Guru Milenial Wajib Melek Digital

Red: Karta Raharja Ucu

Guru di era milenial dituntut menguasai iptek di dunia yang serba digital. Foto: ilustrasi seorang guru memberikan pelajaran jarak jauh kepada siswanya.
Guru di era milenial dituntut menguasai iptek di dunia yang serba digital. Foto: ilustrasi seorang guru memberikan pelajaran jarak jauh kepada siswanya. | Foto: ANTARA/Mohammad Ayudha

REPUBLIKA.CO.ID, Oleh: Fitria Handayani, S.Pd, Guru Sekolah Dasar

Manusia-manusia digital lahir di era milenial. Anak-anak yang lahir di era melesatnya perkembangan teknologi membuat para pengajar alias guru tidak boleh lengah. Hidup di peradaban tingginya tingkat pengetahuan dan teknologi membuat para guru yang hidup di perabadan milenial wajib melek digital.

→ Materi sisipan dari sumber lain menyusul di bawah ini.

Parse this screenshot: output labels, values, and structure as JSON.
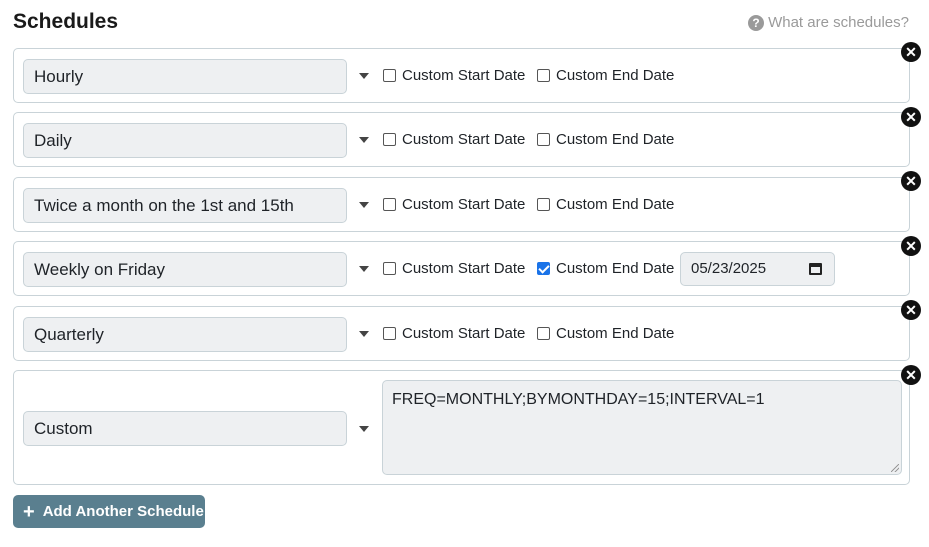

Sebagai globalisasi dini, yakni intensifikasi relasi-relasi dosial dunia yang menghubungkan lokalitas yang berjauhan sedemikian rupa, sehingga peristiwa-peristiwa lokal dipengaruhi oleh peristiwa-peristiwa yang terjadi jauh di seberang dan begitu pun sebaliknya -- Anthony Giddens (1990).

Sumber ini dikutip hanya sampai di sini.